Les logiques des déclenchements

C) Le cadre de l’expérience

4) Les multiples cas étudiés : blocages lycéens, émeutes de banlieues, riders…

Les matériaux mobilisés dans cette thèse ne sauraient la rendre irréfutable. Une question qui restera partiellement ouverte est donc celle de sa limite d’application, non seulement, comme vu plus haut, géographique et historique, mais aussi en termes d’âge des mobilisés. Les acteurs des mobilisations qui seront présentées ici sont divers : militants, non militants, lycéens du privé et du public, étudiants, habitants de banlieues populaires. Mais il n’échappera pas aux lecteurs qu’ils sont relativement jeunes. Mon travail se heurte inévitablement à des représentations de la « jeunesse » qui, fondées ou non, ont des effets sur le terrain : les lycéens comme les émeutiers ont une idée de ce qui est dit dans la presse sur leurs motivations supposées superficielles, jouent dessus ou cherchent à s’en défaire. Le choix de la jeunesse ne doit cependant pas être vu comme une simple réduction de la focale. Il se justifie par deux avantages :

– La confrontation fréquente de mes enquêtés aux clichés sur les mobilisations de jeunes et les jeux de mise en scène de soi permis par ces clichés contribuent à des discussions relâchées dans lesquelles ils assument ces préoccupations « superficielles ». Mais ces préoccupations peuvent aussi exister et sont plus difficilement avouables lorsque l’on interroge des militants chevronnés et maîtrisant le langage et la façade militante comme une seconde nature.

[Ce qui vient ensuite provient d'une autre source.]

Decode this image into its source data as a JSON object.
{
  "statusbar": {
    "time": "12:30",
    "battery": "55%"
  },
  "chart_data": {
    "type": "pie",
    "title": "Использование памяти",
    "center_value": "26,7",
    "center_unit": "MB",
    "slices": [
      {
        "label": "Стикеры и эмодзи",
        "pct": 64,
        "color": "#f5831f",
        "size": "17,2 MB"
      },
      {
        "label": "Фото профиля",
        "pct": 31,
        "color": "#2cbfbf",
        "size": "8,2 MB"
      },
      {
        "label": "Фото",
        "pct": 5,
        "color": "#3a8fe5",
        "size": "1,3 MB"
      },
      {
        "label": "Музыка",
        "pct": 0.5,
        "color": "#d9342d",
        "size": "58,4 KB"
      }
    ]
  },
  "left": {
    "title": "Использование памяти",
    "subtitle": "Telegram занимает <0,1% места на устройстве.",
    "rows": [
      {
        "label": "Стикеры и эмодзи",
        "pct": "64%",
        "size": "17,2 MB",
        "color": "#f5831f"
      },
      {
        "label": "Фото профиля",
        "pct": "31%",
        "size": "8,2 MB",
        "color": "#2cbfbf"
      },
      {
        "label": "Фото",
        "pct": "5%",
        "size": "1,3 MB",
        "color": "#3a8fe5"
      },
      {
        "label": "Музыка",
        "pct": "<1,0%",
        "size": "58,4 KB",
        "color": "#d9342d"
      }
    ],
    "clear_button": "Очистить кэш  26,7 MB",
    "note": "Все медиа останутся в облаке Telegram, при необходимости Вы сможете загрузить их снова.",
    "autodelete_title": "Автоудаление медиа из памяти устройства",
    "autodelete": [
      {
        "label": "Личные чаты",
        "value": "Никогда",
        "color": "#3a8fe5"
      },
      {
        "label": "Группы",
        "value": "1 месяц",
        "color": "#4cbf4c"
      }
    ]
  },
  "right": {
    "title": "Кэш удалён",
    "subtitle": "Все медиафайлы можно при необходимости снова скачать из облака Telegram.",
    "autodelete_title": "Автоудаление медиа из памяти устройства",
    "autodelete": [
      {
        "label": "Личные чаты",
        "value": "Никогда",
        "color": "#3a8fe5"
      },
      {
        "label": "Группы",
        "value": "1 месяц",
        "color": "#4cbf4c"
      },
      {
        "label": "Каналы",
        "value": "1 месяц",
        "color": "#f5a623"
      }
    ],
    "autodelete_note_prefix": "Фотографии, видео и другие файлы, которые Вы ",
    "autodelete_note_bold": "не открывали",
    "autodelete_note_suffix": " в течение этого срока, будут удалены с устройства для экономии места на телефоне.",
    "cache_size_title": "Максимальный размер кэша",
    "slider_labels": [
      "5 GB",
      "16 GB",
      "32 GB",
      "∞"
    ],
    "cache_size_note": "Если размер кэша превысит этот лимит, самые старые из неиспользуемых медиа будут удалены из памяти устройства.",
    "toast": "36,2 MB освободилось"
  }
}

– Mais surtout, c’est dans des actions conduites par des jeunes que l’on échappe plus fréquemment aux formes les plus routinisées de mobilisations et que l’on rencontre les cas limites de mobilisations incertaines qui permettent de borner la théorie ici étudiée.

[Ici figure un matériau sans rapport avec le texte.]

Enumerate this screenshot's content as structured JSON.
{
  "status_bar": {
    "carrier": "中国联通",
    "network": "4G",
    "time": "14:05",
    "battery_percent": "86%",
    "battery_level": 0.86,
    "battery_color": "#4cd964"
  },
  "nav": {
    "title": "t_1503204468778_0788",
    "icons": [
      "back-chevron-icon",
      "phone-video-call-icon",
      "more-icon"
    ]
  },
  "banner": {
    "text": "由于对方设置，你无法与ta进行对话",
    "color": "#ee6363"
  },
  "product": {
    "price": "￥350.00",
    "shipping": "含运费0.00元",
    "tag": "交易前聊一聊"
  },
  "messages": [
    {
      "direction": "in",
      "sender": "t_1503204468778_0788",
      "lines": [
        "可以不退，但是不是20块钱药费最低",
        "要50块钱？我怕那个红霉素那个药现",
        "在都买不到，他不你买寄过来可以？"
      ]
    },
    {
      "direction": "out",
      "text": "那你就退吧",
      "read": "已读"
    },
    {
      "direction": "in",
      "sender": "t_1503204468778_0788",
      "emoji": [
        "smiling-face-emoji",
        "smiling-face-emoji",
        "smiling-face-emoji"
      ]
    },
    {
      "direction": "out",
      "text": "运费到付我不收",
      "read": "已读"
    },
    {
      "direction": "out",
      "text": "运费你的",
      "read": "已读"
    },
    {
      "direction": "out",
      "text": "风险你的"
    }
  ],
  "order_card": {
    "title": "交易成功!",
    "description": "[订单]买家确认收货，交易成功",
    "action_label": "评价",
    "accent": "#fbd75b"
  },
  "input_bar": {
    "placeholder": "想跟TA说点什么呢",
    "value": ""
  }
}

Je présenterai ici brièvement les différentes recherches empiriques sur lesquelles s’appuie cet ouvrage. Pour favoriser la commodité de lecture, je décrirai le détail et la méthodologie de chacune de ces enquêtes au fur et à mesure de l’avancée dans la thèse. Trois terrains principaux seront

largement évoqués :

– Les blocages lycéens. Le premier terrain, abordé à partir de l’automne 2010, consiste en l’étude d’actions de blocages lycéens réalisées en particulier dans un lycée privé et dans un lycée public à forte tradition militante. Les actions ont eu lieu pendant le mouvement français de 2010 contre la réforme des retraites. Je suis aussi revenu vers quelques élèves pour évoquer des actions ayant eu lieu en 2011, dans le cadre de mobilisations concernant les moyens alloués aux établissements d’enseignement. L’enquête a été menée par entretiens avec une quinzaine d’élèves, par l’étude de pages Internet et par des visites des lieux. La méthode sera détaillée dans le chapitre 1.

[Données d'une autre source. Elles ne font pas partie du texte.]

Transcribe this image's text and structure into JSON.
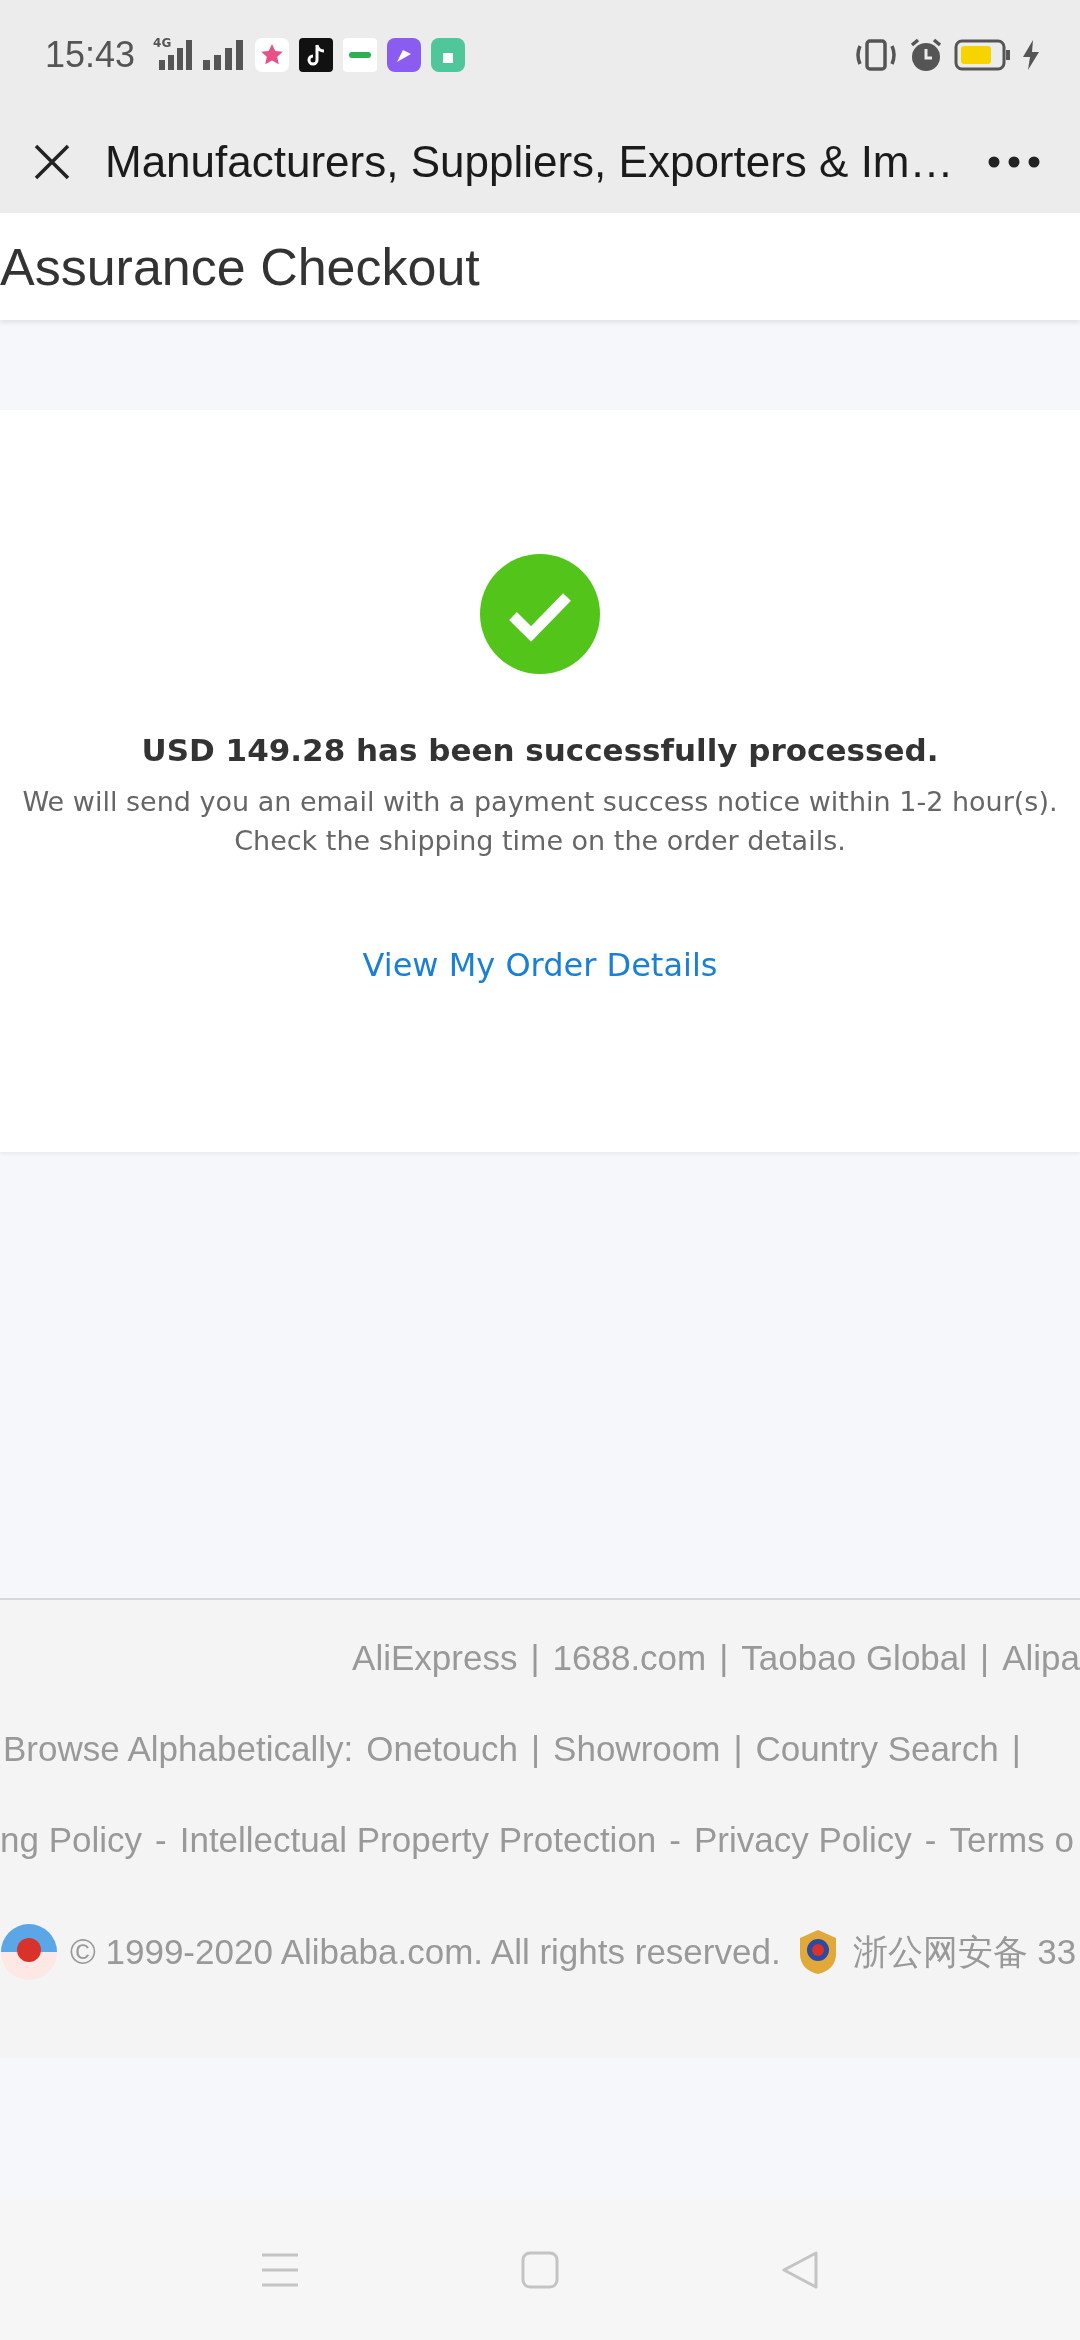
{
  "status_bar": {
    "time": "15:43",
    "network": "4G"
  },
  "browser_bar": {
    "title": "Manufacturers, Suppliers, Exporters & Im…"
  },
  "page": {
    "title": "Assurance Checkout"
  },
  "result": {
    "message": "USD 149.28 has been successfully processed.",
    "notice_lines": [
      "We will send you an email with a payment success notice within 1-2 hour(s).",
      "Check the shipping time on the order details."
    ],
    "link": "View My Order Details"
  },
  "footer": {
    "link_rows": [
      {
        "links": [
          "AliExpress",
          "1688.com",
          "Taobao Global",
          "Alipa"
        ],
        "separator": "|"
      },
      {
        "label": "Browse Alphabetically:",
        "links": [
          "Onetouch",
          "Showroom",
          "Country Search"
        ],
        "separator": "|",
        "tail": "|"
      },
      {
        "links": [
          "ng Policy",
          "Intellectual Property Protection",
          "Privacy Policy",
          "Terms o"
        ],
        "separator": "-"
      }
    ],
    "copyright": "© 1999-2020 Alibaba.com. All rights reserved.",
    "record": "浙公网安备 33"
  }
}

– Les riders de Bercy. La seconde recherche empirique porte sur une tentative de mobilisation contre un projet immobilier réalisé à partir de 2014 : la rénovation du Palais omnisport de Paris Bercy (POPB), qui entrainait la démolition d’un lieu populaire de pratique des sports de glisse dans la ville de Paris. Cette recherche présente une triple originalité. Tout d’abord, la tentative de mobilisation concerne un public de jeunes pratiquants de sports de glisse qui en ferait à plusieurs égards une mobilisation improbable. Ensuite, même si je présenterai certaines actions qui ont eu lieu, l’histoire globale est ici celle d’un échec, où certains appels se sont soldés par une absence totale de participants. Mais surtout, cette tentative a été essentiellement conduite par l’auteur de ces lignes, lui-même pratiquant de longue date d’une de ces disciplines, dans une démarche expérimentale visant en partie à tester les hypothèses de travail issues de l’étude d’autres actions collectives. Ce travail a été réalisé en face-à-face avec les acteurs potentiels de la mobilisation dans le cadre de multiples discussions informelles, réunions et autres actions, et via des réseaux sociaux en ligne. Le dispositif expérimental et les enjeux seront détaillés au chapitre 3.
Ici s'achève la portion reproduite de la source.